Images for all seasons

Chandranandan's paintings capture images lost in time

December 31, 2010 06:10 pm | Updated October 17, 2016 11:06 pm IST

ChandranandanPhoto:C. Ratheesh kumar

ChandranandanPhoto:C. Ratheesh kumar

Artist Chandranandan left the security of his job at Kerala Agricultural University, Vellayani, to pursue his passion – painting. And the result is a poignant collection, aptly titled ‘Blaring in the Wind.'

Chandranandan depicts nature in a novel manner. In his painting ‘The Changing Season,' a drummer playing a rhythm in the backdrop of torrential wind captures the beauty of the seasons and their magnificence. The chenda (drum) reappears in ‘Rain,' where the rhythm of rain and the resonance of thunder are shown through the drumming of a chenda.

Social themes

Most of the paintings at the exhibition have an underlying social theme. The setting for the paintings is Annapara, a fictional village somewhere in Kerala. In ‘Celebrations,' people are engrossed in playing a medieval game where each one trips over another. The winner is the last to fall.

‘Boomerang,' depicts the age old-theory that every action has an equal and opposite reaction. One of the most evocative paintings in the collection is titled ‘Miracles.' Here a deer is shown inside a lion, mirroring a recent Animal Planet documentary that traced the story of a deer abandoned by its mother and raised by a lioness.

‘Miracles' depicts the lioness and the deer amidst a number of mothers, signifying the universality of motherhood.

‘Why was the Hunting Dog let loose in the Grassland' shows the progress of mankind and the demarcation of boundaries preventing the sharing of earth's abundant resources.
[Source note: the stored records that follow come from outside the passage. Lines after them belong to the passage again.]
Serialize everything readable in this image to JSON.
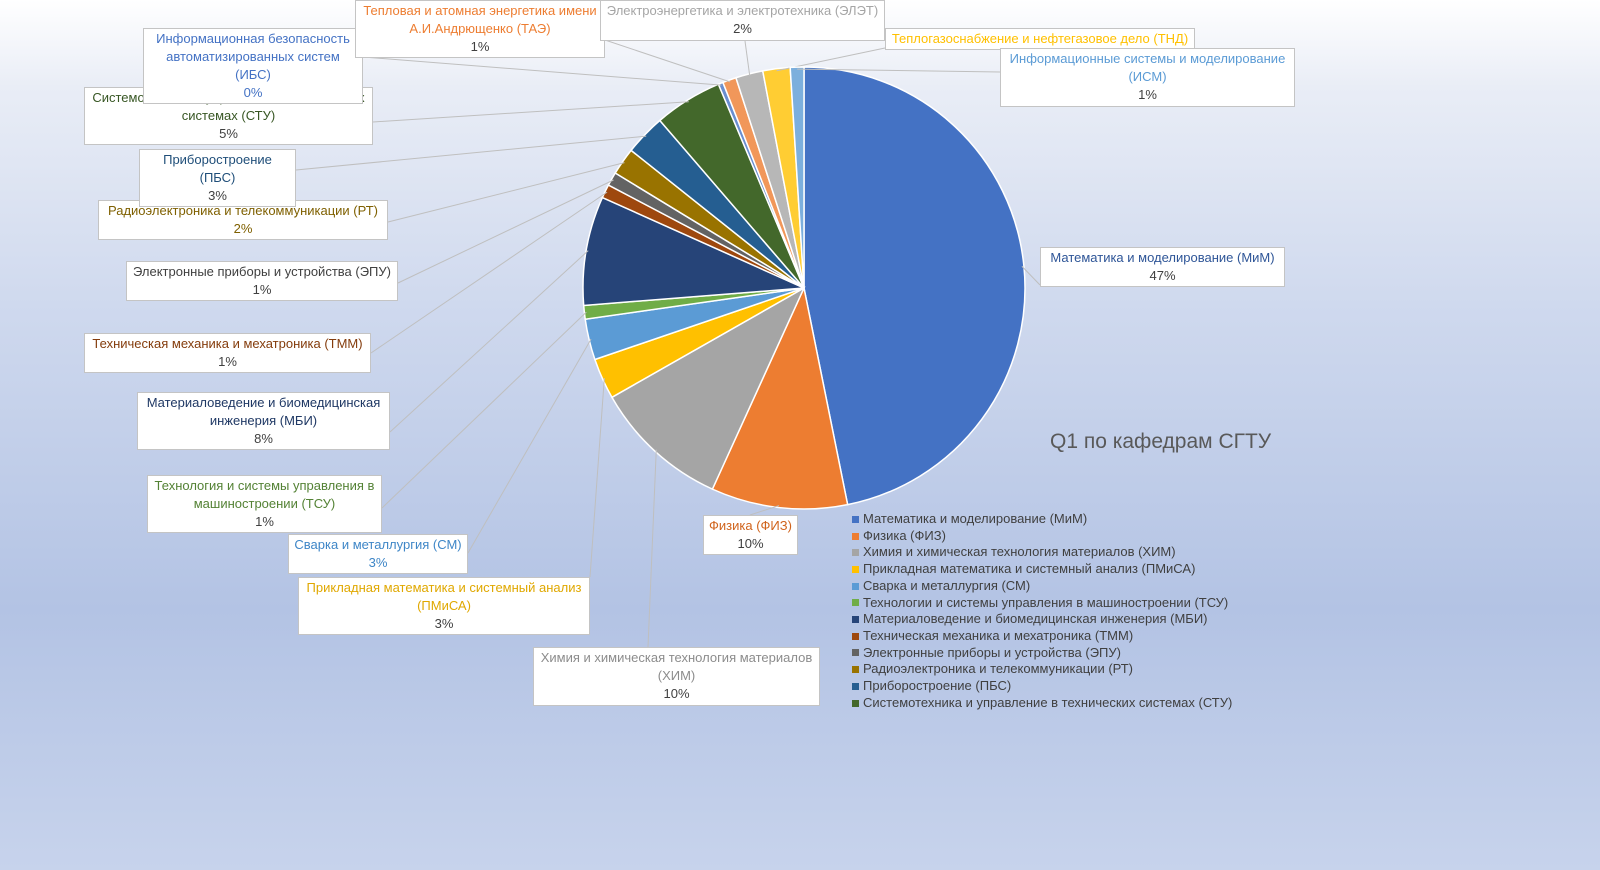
{
  "chart_data": {
    "type": "pie",
    "title": "Q1 по кафедрам СГТУ",
    "legend_position": "bottom-right",
    "slices": [
      {
        "name": "Математика и моделирование (МиМ)",
        "label": "Математика и моделирование (МиМ)",
        "value": 47,
        "pct_label": "47%",
        "color": "#4472C4",
        "label_color": "#2E5597"
      },
      {
        "name": "Физика (ФИЗ)",
        "label": "Физика (ФИЗ)",
        "value": 10,
        "pct_label": "10%",
        "color": "#ED7D31",
        "label_color": "#D0631B"
      },
      {
        "name": "Химия и химическая технология материалов (ХИМ)",
        "label": "Химия и химическая технология материалов (ХИМ)",
        "value": 10,
        "pct_label": "10%",
        "color": "#A5A5A5",
        "label_color": "#8C8C8C"
      },
      {
        "name": "Прикладная математика и системный анализ (ПМиСА)",
        "label": "Прикладная математика и системный анализ (ПМиСА)",
        "value": 3,
        "pct_label": "3%",
        "color": "#FFC000",
        "label_color": "#E0A800"
      },
      {
        "name": "Сварка и металлургия (СМ)",
        "label": "Сварка и металлургия (СМ)",
        "value": 3,
        "pct_label": "3%",
        "color": "#5B9BD5",
        "label_color": "#3E86C7"
      },
      {
        "name": "Технологии и системы управления в машиностроении (ТСУ)",
        "label": "Технология и системы управления в машиностроении (ТСУ)",
        "value": 1,
        "pct_label": "1%",
        "color": "#70AD47",
        "label_color": "#548235"
      },
      {
        "name": "Материаловедение и биомедицинская инженерия (МБИ)",
        "label": "Материаловедение и биомедицинская инженерия (МБИ)",
        "value": 8,
        "pct_label": "8%",
        "color": "#264478",
        "label_color": "#1F3864"
      },
      {
        "name": "Техническая механика и мехатроника (ТММ)",
        "label": "Техническая механика и мехатроника (ТММ)",
        "value": 1,
        "pct_label": "1%",
        "color": "#9E480E",
        "label_color": "#843C0C"
      },
      {
        "name": "Электронные приборы и устройства (ЭПУ)",
        "label": "Электронные приборы и устройства (ЭПУ)",
        "value": 1,
        "pct_label": "1%",
        "color": "#636363",
        "label_color": "#404040"
      },
      {
        "name": "Радиоэлектроника и телекоммуникации (РТ)",
        "label": "Радиоэлектроника и телекоммуникации (РТ)",
        "value": 2,
        "pct_label": "2%",
        "color": "#997300",
        "label_color": "#7F6000"
      },
      {
        "name": "Приборостроение (ПБС)",
        "label": "Приборостроение (ПБС)",
        "value": 3,
        "pct_label": "3%",
        "color": "#255E91",
        "label_color": "#1F4E79"
      },
      {
        "name": "Системотехника и управление в технических системах (СТУ)",
        "label": "Системотехника и управление в технических системах (СТУ)",
        "value": 5,
        "pct_label": "5%",
        "color": "#43682B",
        "label_color": "#375623"
      },
      {
        "name": "Информационная безопасность автоматизированных систем (ИБС)",
        "label": "Информационная безопасность автоматизированных систем (ИБС)",
        "value": 0,
        "pct_label": "0%",
        "color": "#698ED0",
        "label_color": "#4472C4"
      },
      {
        "name": "Тепловая и атомная энергетика имени А.И.Андрющенко (ТАЭ)",
        "label": "Тепловая и атомная энергетика имени А.И.Андрющенко (ТАЭ)",
        "value": 1,
        "pct_label": "1%",
        "color": "#F1975A",
        "label_color": "#ED7D31"
      },
      {
        "name": "Электроэнергетика и электротехника (ЭЛЭТ)",
        "label": "Электроэнергетика и электротехника (ЭЛЭТ)",
        "value": 2,
        "pct_label": "2%",
        "color": "#B7B7B7",
        "label_color": "#A5A5A5"
      },
      {
        "name": "Теплогазоснабжение и нефтегазовое дело (ТНД)",
        "label": "Теплогазоснабжение и нефтегазовое дело (ТНД)",
        "value": 2,
        "pct_label": "",
        "color": "#FFCD33",
        "label_color": "#FFC000"
      },
      {
        "name": "Информационные системы и моделирование (ИСМ)",
        "label": "Информационные системы и моделирование (ИСМ)",
        "value": 1,
        "pct_label": "1%",
        "color": "#7CAFDD",
        "label_color": "#5B9BD5"
      }
    ],
    "legend_entries": [
      "Математика и моделирование (МиМ)",
      "Физика (ФИЗ)",
      "Химия и химическая технология материалов (ХИМ)",
      "Прикладная математика и системный анализ (ПМиСА)",
      "Сварка и металлургия (СМ)",
      "Технологии и системы управления в машиностроении (ТСУ)",
      "Материаловедение и биомедицинская инженерия (МБИ)",
      "Техническая механика и мехатроника (ТММ)",
      "Электронные приборы и устройства (ЭПУ)",
      "Радиоэлектроника и телекоммуникации (РТ)",
      "Приборостроение (ПБС)",
      "Системотехника и управление в технических системах (СТУ)"
    ]
  }
}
The creation of man-made boundaries such as caste and creed is evident in ‘What did the Elephant do Wrong,' where an elephant symbolises religion. The elephant carries a group of people on its back, but as one among the group falls to his death, the elephant is blamed, similar to the manner in which religion is often picturised as the root of many wrongs.

According to Chandranandan, his paintings capture images lost in time with the floral landscape showing the beauty of the world at its inception and the other paintings showing the fading of this beauty with the advent of man.